Streams are assigned to Workers via consistent hashing:

fn worker_index(&self, stream_path: &str) -> usize {
let mut hasher = DefaultHasher::new();
stream_path.hash(&mut hasher);
(hasher.finish() as usize) % self.num_workers
}

The same stream path is always assigned to the same Worker, ensuring processing continuity for each stream.

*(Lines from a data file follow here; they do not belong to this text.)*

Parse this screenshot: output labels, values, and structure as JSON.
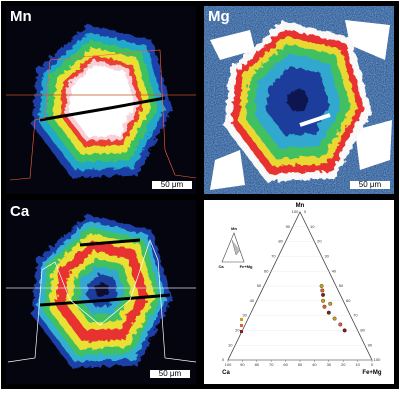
{
  "panels": [
    {
      "label": "Mn",
      "scale_bar": "50 μm"
    },
    {
      "label": "Mg",
      "scale_bar": "50 μm"
    },
    {
      "label": "Ca",
      "scale_bar": "50 μm"
    }
  ],
  "ternary": {
    "apex_top": "Mn",
    "apex_left": "Ca",
    "apex_right": "Fe+Mg",
    "inset": {
      "top": "Mn",
      "left": "Ca",
      "right": "Fe+Mg"
    },
    "ticks": [
      100,
      90,
      80,
      70,
      60,
      50,
      40,
      30,
      20,
      10,
      0
    ],
    "points": [
      {
        "mn": 50,
        "ca": 10,
        "fe_mg": 40
      },
      {
        "mn": 47,
        "ca": 11,
        "fe_mg": 42
      },
      {
        "mn": 44,
        "ca": 12,
        "fe_mg": 44
      },
      {
        "mn": 40,
        "ca": 14,
        "fe_mg": 46
      },
      {
        "mn": 36,
        "ca": 15,
        "fe_mg": 49
      },
      {
        "mn": 32,
        "ca": 14,
        "fe_mg": 54
      },
      {
        "mn": 28,
        "ca": 12,
        "fe_mg": 60
      },
      {
        "mn": 24,
        "ca": 10,
        "fe_mg": 66
      },
      {
        "mn": 20,
        "ca": 9,
        "fe_mg": 71
      },
      {
        "mn": 38,
        "ca": 10,
        "fe_mg": 52
      }
    ]
  }
}
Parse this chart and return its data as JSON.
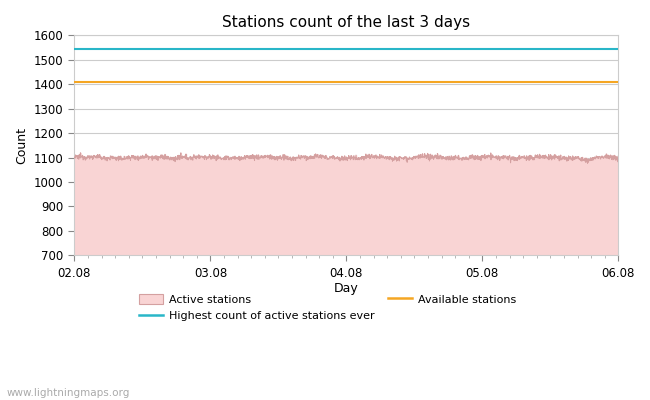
{
  "title": "Stations count of the last 3 days",
  "xlabel": "Day",
  "ylabel": "Count",
  "ylim": [
    700,
    1600
  ],
  "yticks": [
    700,
    800,
    900,
    1000,
    1100,
    1200,
    1300,
    1400,
    1500,
    1600
  ],
  "xtick_labels": [
    "02.08",
    "03.08",
    "04.08",
    "05.08",
    "06.08"
  ],
  "xtick_positions": [
    0,
    1,
    2,
    3,
    4
  ],
  "active_stations_base": 1100,
  "highest_ever": 1545,
  "available_stations": 1410,
  "fill_color": "#f9d4d4",
  "active_line_color": "#d4a0a0",
  "highest_color": "#29b6c8",
  "available_color": "#f5a623",
  "background_color": "#ffffff",
  "grid_color": "#cccccc",
  "watermark": "www.lightningmaps.org",
  "watermark_color": "#aaaaaa",
  "figsize": [
    6.5,
    4.0
  ],
  "dpi": 100
}
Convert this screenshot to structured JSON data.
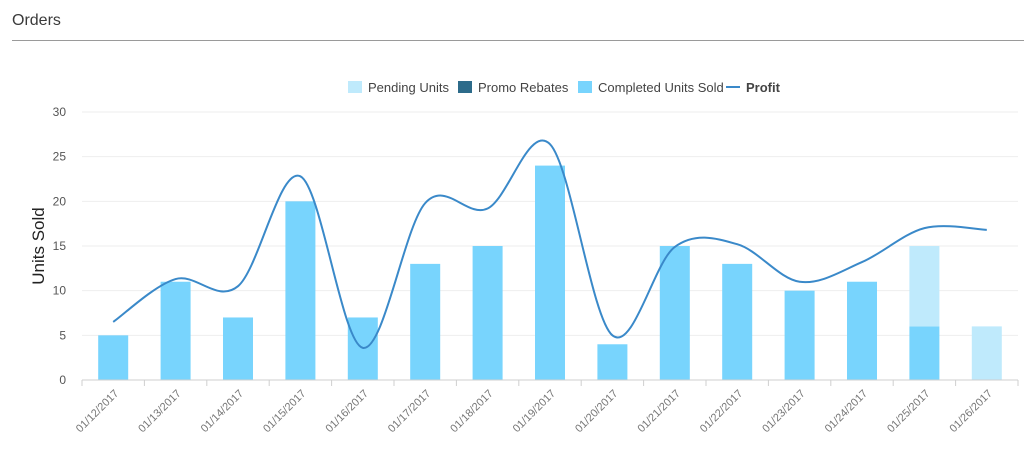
{
  "page": {
    "title": "Orders"
  },
  "colors": {
    "pending": "#bfeafc",
    "promo": "#2d6b8a",
    "completed": "#78d4fd",
    "profit": "#3a89c9",
    "axis_text": "#555555",
    "grid": "#eeeeee"
  },
  "chart_data": {
    "type": "bar",
    "ylabel": "Units Sold",
    "xlabel": "",
    "ylim": [
      0,
      30
    ],
    "yticks": [
      0,
      5,
      10,
      15,
      20,
      25,
      30
    ],
    "grid": true,
    "legend_position": "top-center",
    "categories": [
      "01/12/2017",
      "01/13/2017",
      "01/14/2017",
      "01/15/2017",
      "01/16/2017",
      "01/17/2017",
      "01/18/2017",
      "01/19/2017",
      "01/20/2017",
      "01/21/2017",
      "01/22/2017",
      "01/23/2017",
      "01/24/2017",
      "01/25/2017",
      "01/26/2017"
    ],
    "series": [
      {
        "name": "Pending Units",
        "kind": "bar",
        "values": [
          0,
          0,
          0,
          0,
          0,
          0,
          0,
          0,
          0,
          0,
          0,
          0,
          0,
          9,
          6
        ]
      },
      {
        "name": "Promo Rebates",
        "kind": "bar",
        "values": [
          0,
          0,
          0,
          0,
          0,
          0,
          0,
          0,
          0,
          0,
          0,
          0,
          0,
          0,
          0
        ]
      },
      {
        "name": "Completed Units Sold",
        "kind": "bar",
        "values": [
          5,
          11,
          7,
          20,
          7,
          13,
          15,
          24,
          4,
          15,
          13,
          10,
          11,
          6,
          0
        ]
      },
      {
        "name": "Profit",
        "kind": "line",
        "values": [
          6.5,
          11.3,
          10.5,
          22.8,
          3.6,
          19.8,
          19.2,
          26.4,
          5.0,
          14.9,
          15.2,
          11.0,
          13.2,
          17.0,
          16.8
        ]
      }
    ]
  }
}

Controlled by the dispatcher_workers configuration:

ValueModeDescription
0Per-StreamOne independent Dispatcher task per stream (default)
NPoolN Workers, each handling multiple streams
# Configuration example
stream:
dispatcher_workers: 0 # Per-Stream mode (default)
dispatcher_workers: 4 # Pool mode with 4 Workers
dispatcher_workers: 8 # Pool mode with 8 Workers

Selection guidelines:

  • Few high-concurrency streams (< 100): Use 0 (Per-Stream), each stream gets its own task
  • Many streams (> 100): Use Pool mode to reduce task overhead
  • Recommended Worker count: 1–2x the number of CPU cores
1. Publisher writes a frame
Publisher.write_video(frame)
2. Frame is written to RingBuffer
VideoTrack.buffer.write(frame)
3. Frame change notification
frame_notify.send(count) ──── watch::channel
4. Dispatcher receives notification
frame_notify.changed().await ──── Single-thread wakeup
5. Read frame from RingBuffer (only once)
video_reader.read_next() ──── Returns Arc<AVFrame>
6. Broadcast to all subscribers
for sub in subscribers:
sub.try_send(Video(frame.clone())) ──── Arc::clone (ref count +1)
7. Subscriber receives from channel
receiver.recv().await ──── Async await
8. Protocol encoding output
RTMP/FLV/HLS/WebRTC encoder

The Dispatcher performs cleanup every 100 dispatch cycles, removing closed subscribers:

cleanup_counter += 1;
if cleanup_counter % 100 == 0 {
self.cleanup_closed(); // COW mode removes closed subscribers
}

When a stream ends, the Dispatcher sends an Eos (End of Stream) signal to all subscribers.